Neuropsychologie de l'Apprentissage Moteur & Infirmité Motrice d'Origine Cérébrale (IMOC)

Développement des habiletés visuo-motrices chez des enfants atteints d’infirmité motrice cérébrale.

Laboratoire CIAMS, UFR STAPS (Université Paris-Sud), Laboratoire CesamS (Université de Caen), EME l'Ormaille CESAP

 

Résumé. L’infirmité Motrice d'Origine Cérébrale (IMOC) est un trouble consécutif à une lésion survenue chez l'enfant en période périnatale qui entraine des déficiences motrices et cognitives sévères.
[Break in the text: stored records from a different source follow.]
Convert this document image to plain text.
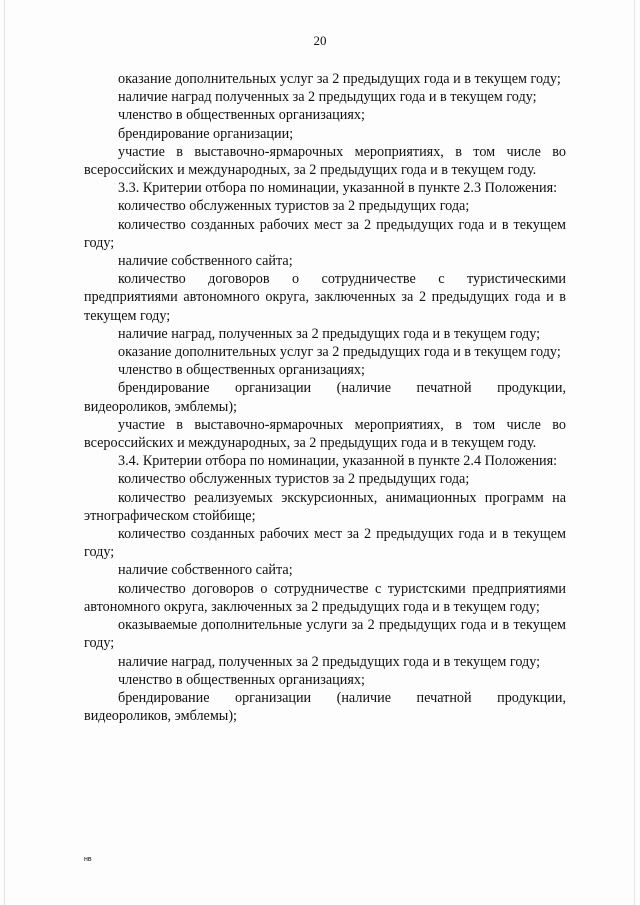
20

оказание дополнительных услуг за 2 предыдущих года и в текущем году;

наличие наград полученных за 2 предыдущих года и в текущем году;

членство в общественных организациях;

брендирование организации;

участие в выставочно-ярмарочных мероприятиях, в том числе во всероссийских и международных, за 2 предыдущих года и в текущем году.

3.3. Критерии отбора по номинации, указанной в пункте 2.3 Положения:

количество обслуженных туристов за 2 предыдущих года;

количество созданных рабочих мест за 2 предыдущих года и в текущем году;

наличие собственного сайта;

количество договоров о сотрудничестве с туристическими предприятиями автономного округа, заключенных за 2 предыдущих года и в текущем году;

наличие наград, полученных за 2 предыдущих года и в текущем году;

оказание дополнительных услуг за 2 предыдущих года и в текущем году;

членство в общественных организациях;

брендирование организации (наличие печатной продукции, видеороликов, эмблемы);

участие в выставочно-ярмарочных мероприятиях, в том числе во всероссийских и международных, за 2 предыдущих года и в текущем году.

3.4. Критерии отбора по номинации, указанной в пункте 2.4 Положения:

количество обслуженных туристов за 2 предыдущих года;

количество реализуемых экскурсионных, анимационных программ на этнографическом стойбище;

количество созданных рабочих мест за 2 предыдущих года и в текущем году;

наличие собственного сайта;

количество договоров о сотрудничестве с туристскими предприятиями автономного округа, заключенных за 2 предыдущих года и в текущем году;

оказываемые дополнительные услуги за 2 предыдущих года и в текущем году;

наличие наград, полученных за 2 предыдущих года и в текущем году;

членство в общественных организациях;

брендирование организации (наличие печатной продукции, видеороликов, эмблемы);

нв
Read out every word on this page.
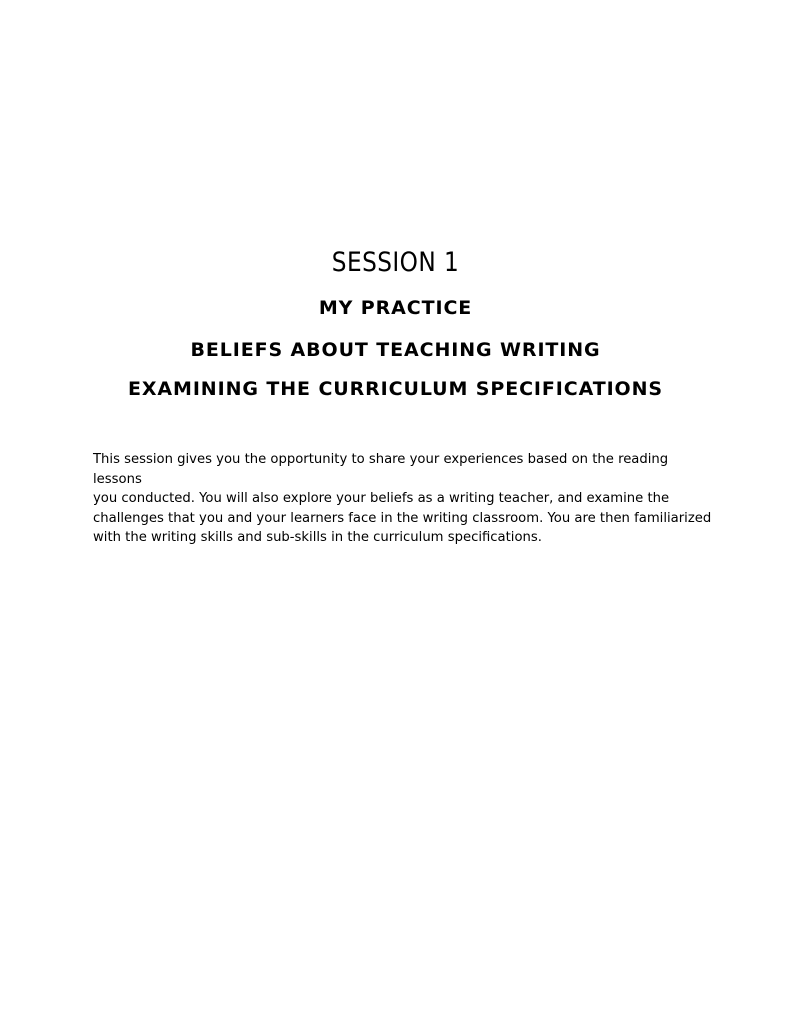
SESSION 1
MY PRACTICE
BELIEFS ABOUT TEACHING WRITING
EXAMINING THE CURRICULUM SPECIFICATIONS
This session gives you the opportunity to share your experiences based on the reading lessons
you conducted. You will also explore your beliefs as a writing teacher, and examine the
challenges that you and your learners face in the writing classroom. You are then familiarized
with the writing skills and sub-skills in the curriculum specifications.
Cette étude neuropsychologique a évalué les capacités d'apprentissage moteur des enfants IMOC dans une tâche oculo-manuelle. 14 enfants IMOC, âgés de 16.3 ans en moyenne  (±3.8 ans), ont participé à cette étude dont la tâche consistait à suivre, à l’aide d’un stylet dirigé par la main dominante sur une tablette graphique, une balle qui se déplaçait pendant 20 secondes sur un écran d'ordinateur. Les résultats ont mis en évidence un effet d'apprentissage avec une amélioration des performances entre le pré-test et le post-test uniquement pour le groupe d'enfants qui s'est entraîné (leurs scores sont passés de 18,8% (±15,6) à 36,3% (±32,2) pour le recouvrement de la cible et de 6,3cm (±2,44) à 3,24 cm (±1,05) pour la distance moyenne à la cible). De plus, seuls les enfants entraînés ont amélioré leurs performances pour la poursuite de la balle dans l'axe vertical, ce qui indique une amélioration du contrôle du membre supérieur dans sa globalité. Cette étude en neuropsychologie est la première à avoir montré que les enfants IMOC améliorent les capacités visuo-manuelles de leur main dominante grâce à la répétition d'une tâche et qu'ils maintiennent leurs acquis dans le temps, le bénéfice s'observant toujours un mois après l'entrainement. Ces résultats, obtenus avec une méthode peu couteuse en temps et peu contraignante, suggèrent que la réalité virtuelle est une alternative aux thérapies lourdes actuelles pour les enfants accueillis en institution spécialisée.